My mother always treated me like the pathetic girl in high school who spent every Friday night reading Agatha Christie with the family cat, not that that's a bad way to spend a Friday night, by the way.
"I'll call you later," I whined into the phone, clicking off before she could say something embarrassing that my friend might hear. I reminded myself I was Just-Carly now. I didn't need to be influenced by the past, or my mother who still wanted me to be Basement-Carly-Mae. I pulled open the back door.
Brock leaned casually against the door frame, almost posing, taking up most of it. He looked good in a pair of jeans and a gray t-shirt, his hair still moppy.
"It smells delicious," he said, looking around, teasing me because I told him I'd cook.
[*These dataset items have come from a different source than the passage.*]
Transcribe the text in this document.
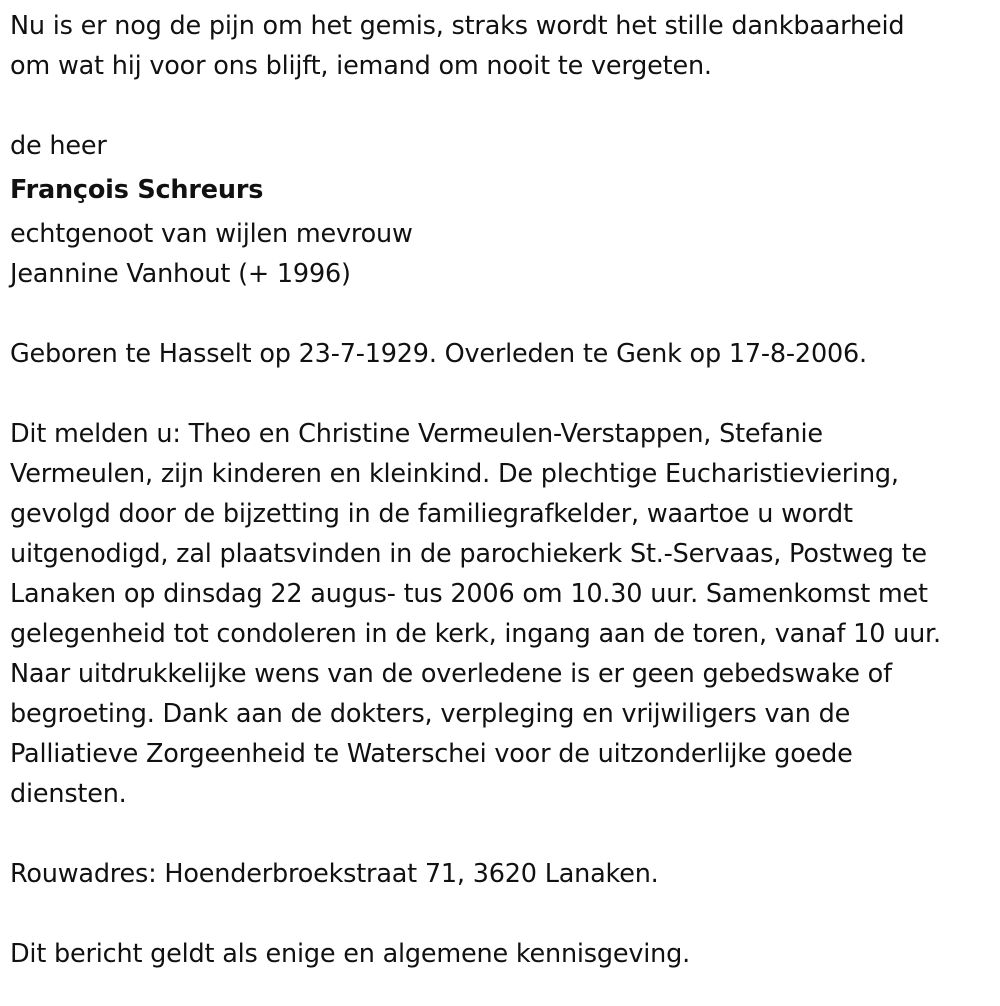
Nu is er nog de pijn om het gemis, straks wordt het stille dankbaarheid

om wat hij voor ons blijft, iemand om nooit te vergeten.

de heer

François Schreurs

echtgenoot van wijlen mevrouw

Jeannine Vanhout (+ 1996)

Geboren te Hasselt op 23-7-1929. Overleden te Genk op 17-8-2006.

Dit melden u: Theo en Christine Vermeulen-Verstappen, Stefanie

Vermeulen, zijn kinderen en kleinkind. De plechtige Eucharistieviering,

gevolgd door de bijzetting in de familiegrafkelder, waartoe u wordt

uitgenodigd, zal plaatsvinden in de parochiekerk St.-Servaas, Postweg te

Lanaken op dinsdag 22 augus- tus 2006 om 10.30 uur. Samenkomst met

gelegenheid tot condoleren in de kerk, ingang aan de toren, vanaf 10 uur.

Naar uitdrukkelijke wens van de overledene is er geen gebedswake of

begroeting. Dank aan de dokters, verpleging en vrijwiligers van de

Palliatieve Zorgeenheid te Waterschei voor de uitzonderlijke goede

diensten.

Rouwadres: Hoenderbroekstraat 71, 3620 Lanaken.

Dit bericht geldt als enige en algemene kennisgeving.
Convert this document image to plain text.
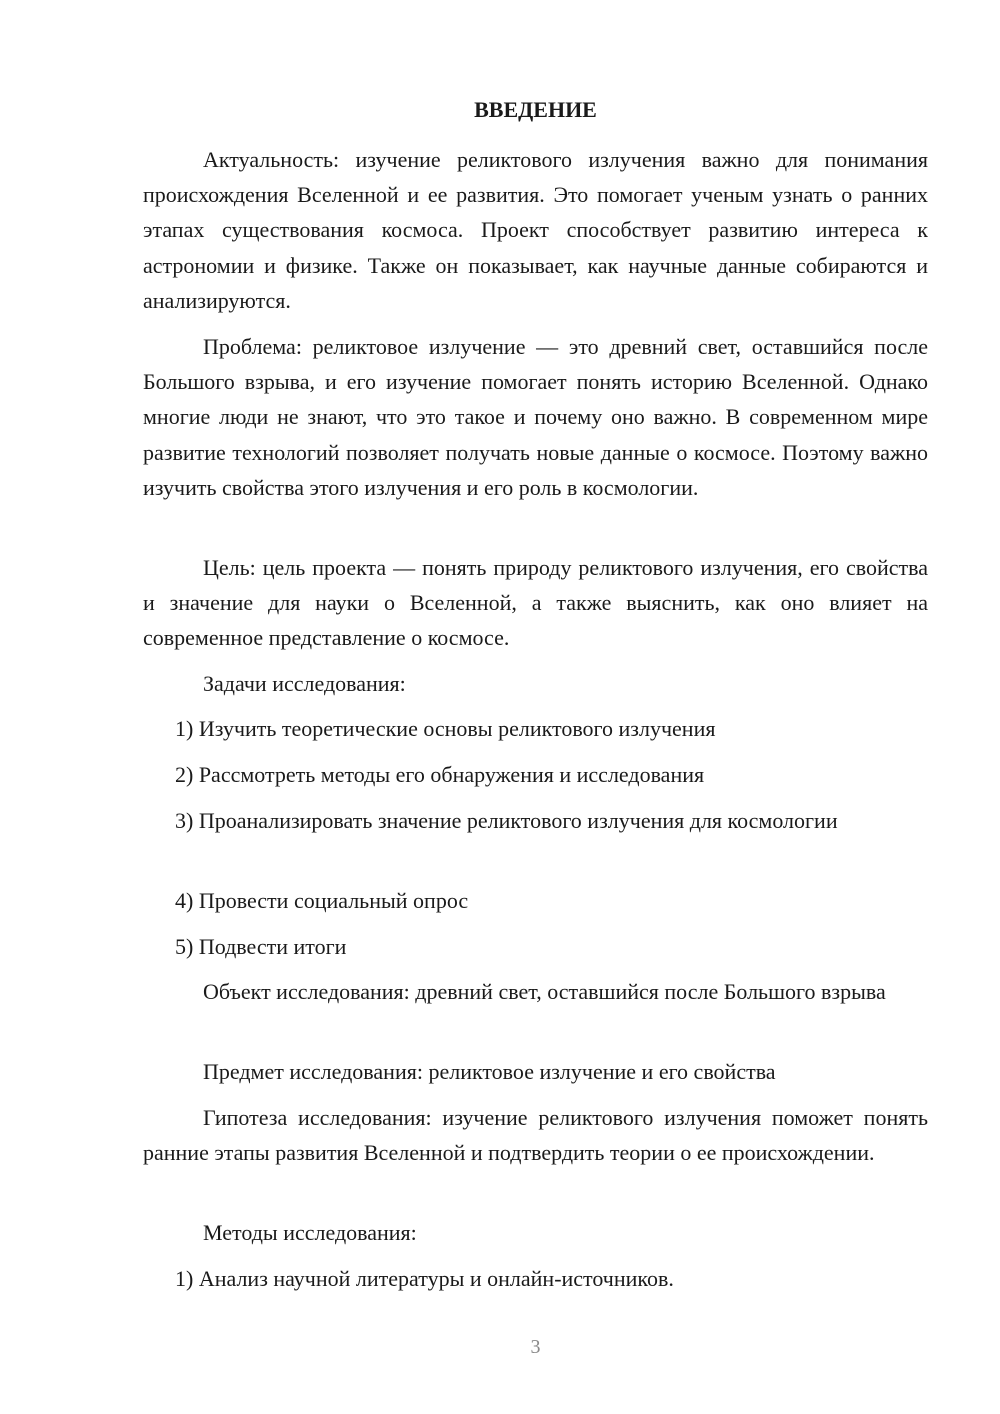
ВВЕДЕНИЕ

Актуальность: изучение реликтового излучения важно для понимания происхождения Вселенной и ее развития. Это помогает ученым узнать о ранних этапах существования космоса. Проект способствует развитию интереса к астрономии и физике. Также он показывает, как научные данные собираются и анализируются.

Проблема: реликтовое излучение — это древний свет, оставшийся после Большого взрыва, и его изучение помогает понять историю Вселенной. Однако многие люди не знают, что это такое и почему оно важно. В современном мире развитие технологий позволяет получать новые данные о космосе. Поэтому важно изучить свойства этого излучения и его роль в космологии.

Цель: цель проекта — понять природу реликтового излучения, его свойства и значение для науки о Вселенной, а также выяснить, как оно влияет на современное представление о космосе.

Задачи исследования:

1) Изучить теоретические основы реликтового излучения

2) Рассмотреть методы его обнаружения и исследования

3) Проанализировать значение реликтового излучения для космологии

4) Провести социальный опрос

5) Подвести итоги

Объект исследования: древний свет, оставшийся после Большого взрыва

Предмет исследования: реликтовое излучение и его свойства

Гипотеза исследования: изучение реликтового излучения поможет понять ранние этапы развития Вселенной и подтвердить теории о ее происхождении.

Методы исследования:

1) Анализ научной литературы и онлайн-источников.

3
"It will." I motioned for him to have a seat at one of the kitchen stools along the back side of the island. "And you're just in time to help. I'm making my famous pancakes from a box." I held up the instant-pancake box already sitting on the island.
I didn't mention the part where I was just making pancakes so I could bring up how they were my favorite, and also how I liked Harry Potter, peonies, and babies. I rethought talking about that last part.
He was good in the kitchen as we mixed pancake mix together and threw the microwavable bacon I'd bought in to the microwave. His arms were massive, bulging, tree-like limbs barely contained in the thin fabric of his t-shirt. I could hardly concentrate on my pancakes. I definitely saw why my ex-husband was jealous. This man was drop-dead gorgeous and my ex was just drop-dead. I wondered what our kids would look like then smacked myself out of it. We hadn't even kissed yet.